Again, dear hubby took me to work, but instead of leaving me in a coffee shop to self-destruct further, he took me to his office and set me up with my computer and brought me water and restorative soups and walked me around when I was having trouble staying awake. I wrote the final ten pages over 2 days and in a complete fog and managed to say everything I'd planned to say. And defended on Dec 10 and took over our store 9 days later.

What a bunch of bloody drama! I don't think I could ever write or read that way again for nothing similar or so much, at least as far as I can imagine, could ever be at stake. I doubt that when the Russian mafia takes my cats hostage that they'll demand I write them a 500-page novel with the breadth and scope of Dostoevsky, the gentle humour of Wodehouse, and the post-modern genius of David Mitchell. In a post-modern world, I suppose, nothing's impossible.
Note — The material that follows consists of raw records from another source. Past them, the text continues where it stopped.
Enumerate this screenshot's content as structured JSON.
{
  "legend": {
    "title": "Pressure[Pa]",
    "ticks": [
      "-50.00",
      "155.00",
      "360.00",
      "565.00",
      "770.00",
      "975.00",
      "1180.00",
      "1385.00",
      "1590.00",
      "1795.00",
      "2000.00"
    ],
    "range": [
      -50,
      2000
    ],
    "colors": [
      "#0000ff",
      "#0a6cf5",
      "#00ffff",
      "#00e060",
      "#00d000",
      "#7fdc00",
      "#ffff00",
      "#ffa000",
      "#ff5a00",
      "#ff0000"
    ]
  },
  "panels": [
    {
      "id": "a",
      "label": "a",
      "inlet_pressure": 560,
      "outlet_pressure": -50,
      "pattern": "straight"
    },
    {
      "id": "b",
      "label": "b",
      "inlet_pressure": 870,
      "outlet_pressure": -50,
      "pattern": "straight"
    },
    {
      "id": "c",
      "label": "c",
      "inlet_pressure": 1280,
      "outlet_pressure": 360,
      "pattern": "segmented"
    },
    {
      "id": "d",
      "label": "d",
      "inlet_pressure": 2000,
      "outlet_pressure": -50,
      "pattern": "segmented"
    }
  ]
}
It does seem more likely though that the pressure I feel in my professional life will continue to be about recommending books to customers based on insufficient information and my blog pressure, internal of course, will continue to be alleviated, at least in part, by your general awesomeness.

So maybe I'll figuratively throw my body at the mark sometimes, but not from such a long distance, or over hot coals, or at a mark with spikes pointing out. Which means, really, that I should stopping being such a whiner.

3 comments:

Heidenkind said...

Wow. If only blogging was that much fun!

Stefanie said...

Came here from Wuthering Expectations. What a great story and a fantastic telling of it!

Bookphilia said...

heidenkind: But then everyone would be blogging!